Pure 16bit is horrible for training, sorry.
Doesn't using bf16 alleviate the problem? At least I've had success training a Bert like model from scratch
Mixed precision is a default method to pretrain and full fine tune right now. It is especially good in transformers, because they have memory bottleneck in activations (outputs of intermediate layers stored for backprop), and running forward pass in fp16/bf16 reduces VRAM by almost half (speeds up forward pass as well).
I wonder about that too. With the small precision, parameter updates might be too small to have an effect (is it possible to use some sort of probabilistic update in that case?) Unfortunately, I haven’t found any resources describing the feasibility of full fp16 or bf16 training.
You are correct, training sorely in fp16/bf16 can lead to imprecise weight updates or even gradients turning to zero. Because of that, mixed precision is used. In mixed precision training, we keep a copy of the weights in fp32 (master model) and the training loop looks like this: compute the output with the fp16 model, then the loss -> back-propagate the gradients in half-precision -> copy the gradients in fp32 precision -> do the update on the master model (in fp32 precision) -> copy the master model in the fp16 model. We also do loss scaling which means multiplying the output of the loss function by some scalar number before backprop (necessary in fp16 but not required in bf16).
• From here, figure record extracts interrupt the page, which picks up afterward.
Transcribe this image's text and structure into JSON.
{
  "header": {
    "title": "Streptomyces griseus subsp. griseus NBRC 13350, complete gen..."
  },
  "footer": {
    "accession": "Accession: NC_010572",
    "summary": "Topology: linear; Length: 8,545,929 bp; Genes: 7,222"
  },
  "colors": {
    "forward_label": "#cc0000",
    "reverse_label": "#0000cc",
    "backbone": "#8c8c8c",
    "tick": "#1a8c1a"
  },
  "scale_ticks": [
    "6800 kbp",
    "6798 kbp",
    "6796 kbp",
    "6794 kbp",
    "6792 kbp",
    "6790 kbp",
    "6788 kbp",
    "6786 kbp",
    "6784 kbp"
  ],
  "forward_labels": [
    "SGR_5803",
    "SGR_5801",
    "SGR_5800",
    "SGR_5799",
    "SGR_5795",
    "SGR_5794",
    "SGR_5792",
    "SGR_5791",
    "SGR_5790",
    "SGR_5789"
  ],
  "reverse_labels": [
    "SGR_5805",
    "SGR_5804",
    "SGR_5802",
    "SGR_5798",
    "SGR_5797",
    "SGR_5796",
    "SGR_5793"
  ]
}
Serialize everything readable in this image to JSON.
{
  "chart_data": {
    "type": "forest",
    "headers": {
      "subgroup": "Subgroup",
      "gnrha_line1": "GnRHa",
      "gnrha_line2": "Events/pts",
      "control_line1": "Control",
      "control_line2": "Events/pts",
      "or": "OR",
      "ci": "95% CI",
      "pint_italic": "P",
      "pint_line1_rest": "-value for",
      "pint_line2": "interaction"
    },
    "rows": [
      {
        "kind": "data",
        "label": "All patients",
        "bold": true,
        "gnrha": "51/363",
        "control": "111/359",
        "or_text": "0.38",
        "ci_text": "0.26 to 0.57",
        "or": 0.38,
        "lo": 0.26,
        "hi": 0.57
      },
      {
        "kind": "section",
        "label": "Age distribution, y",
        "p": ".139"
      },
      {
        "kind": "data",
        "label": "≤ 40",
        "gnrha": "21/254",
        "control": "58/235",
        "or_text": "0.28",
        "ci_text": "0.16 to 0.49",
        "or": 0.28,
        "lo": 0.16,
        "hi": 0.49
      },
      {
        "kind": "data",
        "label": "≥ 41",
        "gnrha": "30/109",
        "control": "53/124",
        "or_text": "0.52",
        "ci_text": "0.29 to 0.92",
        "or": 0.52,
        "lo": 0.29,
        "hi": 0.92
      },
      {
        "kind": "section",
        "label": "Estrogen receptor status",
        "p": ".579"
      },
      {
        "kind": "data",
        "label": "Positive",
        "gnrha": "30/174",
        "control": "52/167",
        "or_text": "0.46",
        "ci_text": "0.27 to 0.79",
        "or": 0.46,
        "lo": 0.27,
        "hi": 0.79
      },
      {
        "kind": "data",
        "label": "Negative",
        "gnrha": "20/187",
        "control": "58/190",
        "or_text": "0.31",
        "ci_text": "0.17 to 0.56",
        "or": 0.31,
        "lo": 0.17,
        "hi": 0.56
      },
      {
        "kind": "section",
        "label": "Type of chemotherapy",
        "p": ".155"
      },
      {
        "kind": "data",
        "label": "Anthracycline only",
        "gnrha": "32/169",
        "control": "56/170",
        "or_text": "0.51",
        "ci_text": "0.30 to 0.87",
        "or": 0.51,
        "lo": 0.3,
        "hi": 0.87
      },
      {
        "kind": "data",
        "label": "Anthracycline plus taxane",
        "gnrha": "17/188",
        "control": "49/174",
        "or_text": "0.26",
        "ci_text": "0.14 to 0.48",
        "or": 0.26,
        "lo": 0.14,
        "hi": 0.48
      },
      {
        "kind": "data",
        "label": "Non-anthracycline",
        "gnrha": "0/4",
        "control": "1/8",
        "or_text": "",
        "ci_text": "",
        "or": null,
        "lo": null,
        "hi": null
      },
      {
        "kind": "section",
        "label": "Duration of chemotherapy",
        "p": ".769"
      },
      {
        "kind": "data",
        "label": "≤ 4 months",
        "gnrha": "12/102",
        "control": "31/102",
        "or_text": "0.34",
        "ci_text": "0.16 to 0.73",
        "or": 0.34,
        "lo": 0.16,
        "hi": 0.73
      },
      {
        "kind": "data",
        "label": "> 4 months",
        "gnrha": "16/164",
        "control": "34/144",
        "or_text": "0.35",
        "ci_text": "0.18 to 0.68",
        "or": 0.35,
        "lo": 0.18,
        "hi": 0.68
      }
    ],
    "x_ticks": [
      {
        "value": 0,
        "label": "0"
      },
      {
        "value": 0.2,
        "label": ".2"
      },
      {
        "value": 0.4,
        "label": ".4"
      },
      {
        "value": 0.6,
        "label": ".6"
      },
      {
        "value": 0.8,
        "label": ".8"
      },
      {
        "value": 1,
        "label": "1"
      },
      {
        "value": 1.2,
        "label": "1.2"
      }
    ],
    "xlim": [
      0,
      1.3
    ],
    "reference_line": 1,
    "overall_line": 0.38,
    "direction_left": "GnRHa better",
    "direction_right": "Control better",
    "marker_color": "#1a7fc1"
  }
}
Check out the fastai docs for more details: https://docs.fast.ai/callback.fp16.html

Ah my bad. I am using mixed precision training in the my previous comment.

You might find this paper interesting: https://arxiv.org/pdf/2010.06192.pdf

Hmm, what do you mean? I thought bf16 is used extensively for LLM training.
How does one rawdog a 16-bit model?
Usually, for efficiency, you use quantized models. Quantized models reduce the number of bits available for each parameter, saving space and reduce RAM usage.